The government does a great job of pursuing the kinds of projects that are just too risky for commercial firms to take on. In some cases (such as the development of the Internet, the push for gallium arsenide semiconductors, and manned spaceflight), the results are truly gamechanging. However, once these government-developed-and subsidized programs gain traction and become routine, the best thing government can do is turn the reins over to the private sector. While the shuttle program was revolutionary in the '70s, today it is routine -- little more than a flying boxcar that costs up to $2 billion per flight. And, as the reaction of members of Congress with large NASA facilities clearly indicated, NASA's manned spaceflight program has morphed into just another very expensive government entitlement. When President Obama announced in February that he would end President Bush's Constellation program, which would return man to the Moon, the reaction was swift, and predictable. Said Representative Pete Olson of Texas (and home of the Johnson Space Center), "This is a crippling blow to America’s human spaceflight program." And not to be outdone by his colleague from Texas, Senator Richard Shelby of Alabama (home to the Marshall Space Flight Center) declared, "The president’s proposed NASA budget begins the death march for the future of U.S. human spaceflight."
Not so fast.
According to a recent Wall Street Journal article, the iron, magnesium silicates, cobalt, platinum, and other minerals in an average half-kilometer S-type asteroid are currently worth more than $20 trillion.That's $20 trillion.
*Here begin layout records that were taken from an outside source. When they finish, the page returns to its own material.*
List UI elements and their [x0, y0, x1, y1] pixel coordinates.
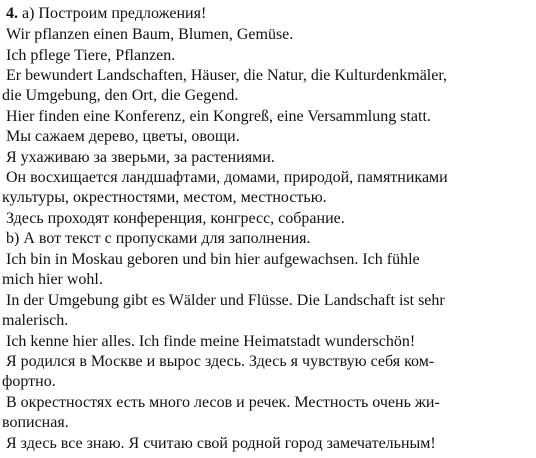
text-line: malerisch.	[2, 312, 69, 329]
exercise-header	[6, 4, 206, 24]
text-line: культуры, окрестностями, местом, местностью.	[2, 189, 327, 206]
text-line: Я родился в Москве и вырос здесь. Здесь я чувствую себя ком-	[6, 353, 435, 370]
text-line: In der Umgebung gibt es Wälder und Flüsse. Die Landschaft ist sehr	[6, 292, 445, 309]
text-line: Здесь проходят конференция, конгресс, собрание.	[6, 210, 345, 227]
text-line: Hier finden eine Konferenz, ein Kongreß, eine Versammlung statt.	[6, 108, 431, 125]
text-line: фортно.	[2, 373, 56, 390]
text-line: die Umgebung, den Ort, die Gegend.	[2, 87, 239, 104]
text-line: Он восхищается ландшафтами, домами, природой, памятниками	[6, 169, 448, 186]
part-b-heading: b) А вот текст с пропусками для заполнения.	[6, 230, 311, 247]
text-line: вописная.	[2, 414, 69, 431]
part-a-heading: а) Построим предложения!	[22, 5, 207, 22]
text-line: Я здесь все знаю. Я считаю свой родной город замечательным!	[6, 435, 436, 452]
text-line: Wir pflanzen einen Baum, Blumen, Gemüse.	[6, 26, 294, 43]
text-line: Ich bin in Moskau geboren und bin hier aufgewachsen. Ich fühle	[6, 251, 420, 268]
text-line: mich hier wohl.	[2, 271, 103, 288]
text-line: Я ухаживаю за зверьми, за растениями.	[6, 149, 275, 166]
text-line: Er bewundert Landschaften, Häuser, die Natur, die Kulturdenkmäler,	[6, 67, 448, 84]
text-line: В окрестностях есть много лесов и речек. Местность очень жи-	[6, 394, 440, 411]
text-line: Ich kenne hier alles. Ich finde meine Heimatstadt wunderschön!	[6, 333, 416, 350]
text-line: Ich pflege Tiere, Pflanzen.	[6, 47, 176, 64]
exercise-number: 4.	[6, 5, 18, 22]
text-line: Мы сажаем дерево, цветы, овощи.	[6, 128, 240, 145]
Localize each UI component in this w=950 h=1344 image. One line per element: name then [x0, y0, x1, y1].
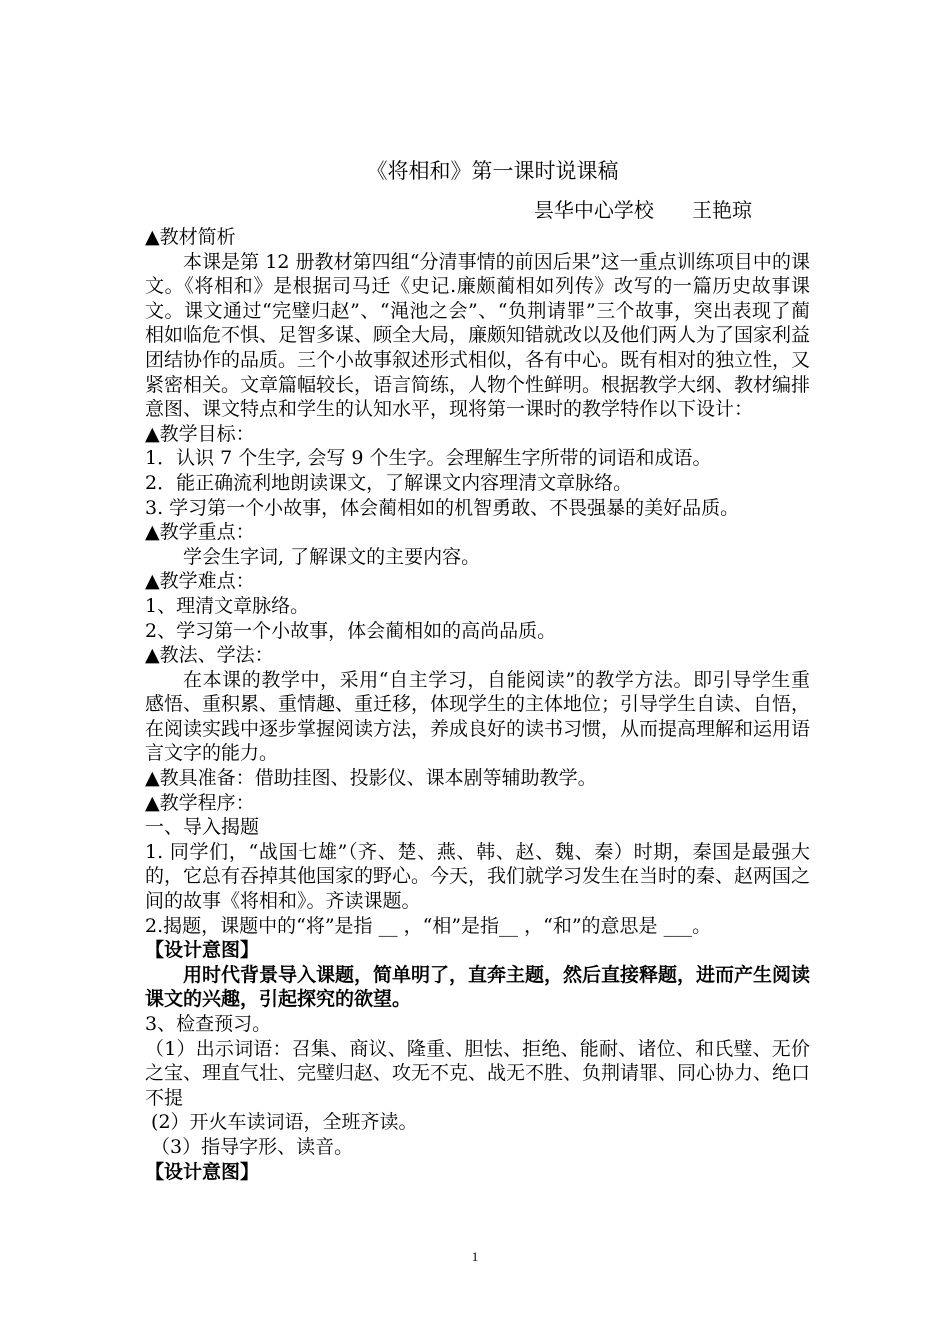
- paragraph-intro: 1. 同学们，“战国七雄”（齐、楚、燕、韩、赵、魏、秦）时期，秦国是最强大的，它总有吞掉其他国家的野心。今天，我们就学习发生在当时的秦、赵两国之间的故事《将相和》。齐读课题。: [145, 840, 811, 913]
- document-body: [145, 157, 810, 1184]
- section-heading-tools: ▲教具准备：借助挂图、投影仪、课本剧等辅助教学。: [145, 767, 597, 790]
- focus-text: 学会生字词, 了解课文的主要内容。: [183, 545, 481, 568]
- section-heading-procedure: ▲教学程序：: [145, 791, 255, 814]
- difficulty-item-2: 2、学习第一个小故事，体会蔺相如的高尚品质。: [145, 619, 557, 642]
- section-heading-goals: ▲教学目标：: [145, 422, 255, 445]
- paragraph-materials: 本课是第 12 册教材第四组“分清事情的前因后果”这一重点训练项目中的课文。《将相和》是根据司马迁《史记.廉颇蔺相如列传》改写的一篇历史故事课文。课文通过“完璧归赵”、“渑池之会”、“负荆请罪”三个故事，突出表现了蔺相如临危不惧、足智多谋、顾全大局，廉颇知错就改以及他们两人为了国家利益团结协作的品质。三个小故事叙述形式相似，各有中心。既有相对的独立性，又紧密相关。文章篇幅较长，语言简练，人物个性鲜明。根据教学大纲、教材编排意图、课文特点和学生的认知水平，现将第一课时的教学特作以下设计：: [145, 250, 811, 421]
- goal-item-1: 1．认识 7 个生字, 会写 9 个生字。会理解生字所带的词语和成语。: [145, 447, 712, 470]
- design-intent-label-1: 【设计意图】: [145, 939, 260, 962]
- title-question: 2.揭题，课题中的“将”是指 __ ，“相”是指__ ，“和”的意思是 ___。: [145, 914, 712, 937]
- document-title: 《将相和》第一课时说课稿: [366, 159, 619, 183]
- paragraph-methods: 在本课的教学中，采用“自主学习，自能阅读”的教学方法。即引导学生重感悟、重积累、重情趣、重迁移，体现学生的主体地位；引导学生自读、自悟，在阅读实践中逐步掌握阅读方法，养成良好的读书习惯，从而提高理解和运用语言文字的能力。: [145, 668, 811, 765]
- section-heading-methods: ▲教法、学法：: [145, 644, 274, 667]
- design-intent-text-1: 用时代背景导入课题，简单明了，直奔主题，然后直接释题，进而产生阅读课文的兴趣，引起探究的欲望。: [145, 963, 811, 1011]
- goal-item-3: 3. 学习第一个小故事，体会蔺相如的机智勇敢、不畏强暴的美好品质。: [145, 496, 740, 519]
- section-heading-difficulty: ▲教学难点：: [145, 570, 255, 593]
- author-line: 昙华中心学校 王艳琼: [533, 198, 752, 222]
- writing-step: （3）指导字形、读音。: [145, 1135, 354, 1158]
- preview-check: 3、检查预习。: [145, 1013, 272, 1035]
- reading-step: (2）开火车读词语，全班齐读。: [145, 1111, 418, 1134]
- procedure-step-1: 一、导入揭题: [145, 816, 260, 839]
- page-number: 1: [471, 1249, 479, 1264]
- difficulty-item-1: 1、理清文章脉络。: [145, 594, 310, 617]
- design-intent-label-2: 【设计意图】: [145, 1160, 260, 1183]
- section-heading-focus: ▲教学重点：: [145, 521, 255, 544]
- vocabulary-list: （1）出示词语：召集、商议、隆重、胆怯、拒绝、能耐、诸位、和氏璧、无价之宝、理直气壮、完璧归赵、攻无不克、战无不胜、负荆请罪、同心协力、绝口不提: [145, 1037, 811, 1109]
- section-heading-materials: ▲教材简析: [145, 226, 236, 248]
- goal-item-2: 2．能正确流利地朗读课文，了解课文内容理清文章脉络。: [145, 471, 633, 494]
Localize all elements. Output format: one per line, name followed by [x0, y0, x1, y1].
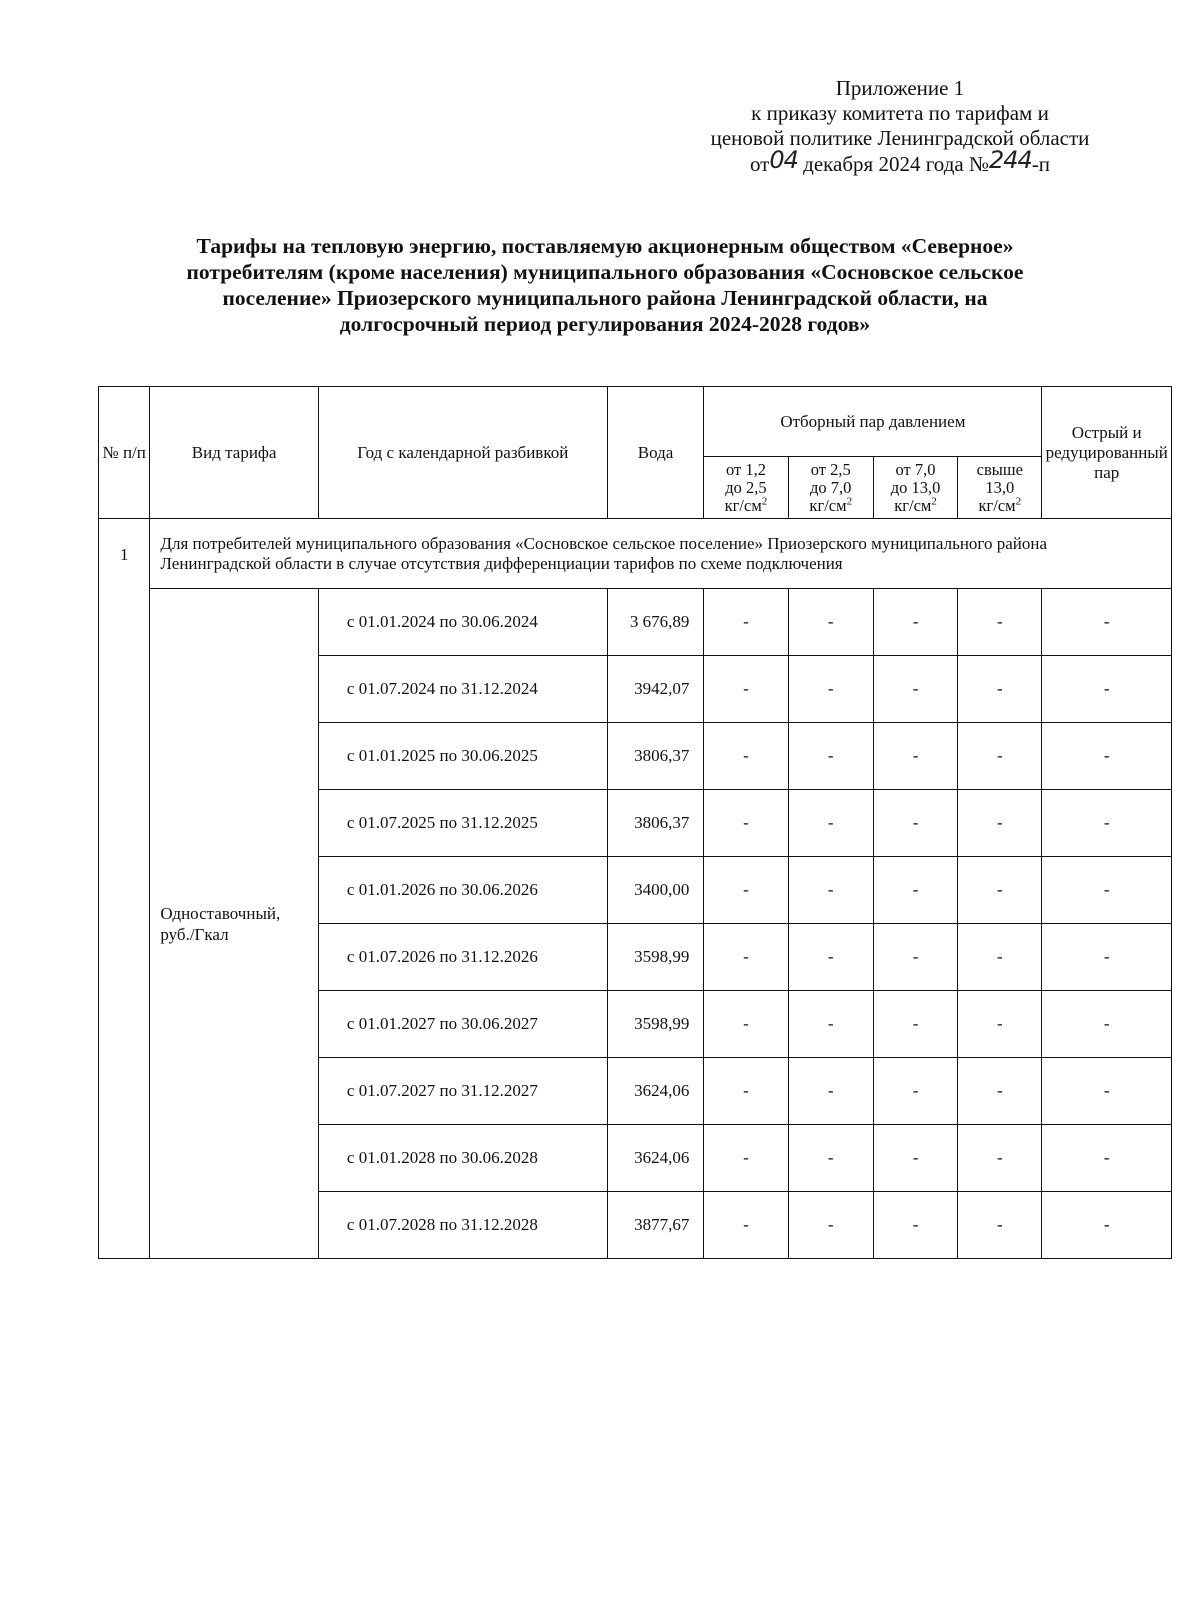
pressure-1-cell: - [704, 1058, 788, 1125]
header-water: Вода [607, 387, 704, 519]
appendix-title: Приложение 1 [835, 76, 965, 100]
water-cell: 3806,37 [607, 790, 704, 857]
header-pressure-2 [788, 457, 873, 519]
pressure-2-cell: - [788, 723, 873, 790]
pressure-4-cell: - [958, 857, 1042, 924]
pressure-2-to: до 7,0 [810, 477, 852, 497]
pressure-1-from: от 1,2 [725, 459, 766, 479]
pressure-4-cell: - [958, 1125, 1042, 1192]
water-cell: 3 676,89 [607, 589, 704, 656]
pressure-1-cell: - [704, 857, 788, 924]
pressure-1-cell: - [704, 790, 788, 857]
sharp-steam-cell: - [1042, 857, 1172, 924]
pressure-4-cell: - [958, 790, 1042, 857]
pressure-3-cell: - [873, 790, 957, 857]
pressure-3-cell: - [873, 656, 957, 723]
pressure-1-cell: - [704, 924, 788, 991]
pressure-1-cell: - [704, 991, 788, 1058]
pressure-2-cell: - [788, 1058, 873, 1125]
sharp-steam-cell: - [1042, 1125, 1172, 1192]
unit-label: кг/см [809, 495, 847, 515]
water-cell: 3624,06 [607, 1058, 704, 1125]
pressure-4-to: 13,0 [985, 477, 1015, 497]
period-cell: с 01.07.2024 по 31.12.2024 [318, 656, 607, 723]
group-row [99, 519, 1172, 589]
pressure-4-cell: - [958, 723, 1042, 790]
sharp-steam-cell: - [1042, 1192, 1172, 1259]
pressure-1-cell: - [704, 723, 788, 790]
sharp-steam-cell: - [1042, 924, 1172, 991]
unit-sup: 2 [931, 495, 937, 507]
table-row [99, 589, 1172, 656]
pressure-4-cell: - [958, 1058, 1042, 1125]
pressure-3-cell: - [873, 857, 957, 924]
date-middle: декабря 2024 года № [803, 152, 989, 176]
pressure-3-from: от 7,0 [895, 459, 936, 479]
pressure-3-cell: - [873, 723, 957, 790]
unit-sup: 2 [1015, 495, 1022, 507]
title-line: потребителям (кроме населения) муниципального образования «Сосновское сельское [186, 260, 1024, 284]
header-pressure-1 [704, 457, 788, 519]
sharp-steam-cell: - [1042, 589, 1172, 656]
pressure-2-cell: - [788, 1125, 873, 1192]
header-pressure-3 [873, 457, 957, 519]
pressure-2-cell: - [788, 1192, 873, 1259]
header-row [99, 387, 1172, 457]
pressure-2-cell: - [788, 589, 873, 656]
tariff-table [98, 386, 1172, 1259]
pressure-1-cell: - [704, 1125, 788, 1192]
pressure-3-cell: - [873, 991, 957, 1058]
sharp-steam-cell: - [1042, 656, 1172, 723]
period-cell: с 01.01.2027 по 30.06.2027 [318, 991, 607, 1058]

If this isn't enough money to get the private sector interested in making the march into space, I don't know what is. Already, space tourism is taking off. Richard Branson's company Virgin Galactic (that's Sir Richard in the photo above) is taking deposits for future flights into space, which will cost prospective astrotourists $200,000 each. To date, VIrgin Galactic has collected deposits of more than $45 million from 335 individuals, with regular passenger flights scheduled to commence in 2012.
NASA has led the way into space. Now it's time for the government agency (and members of Congress) to step aside and let the private sector do what it does best -- commercialize it.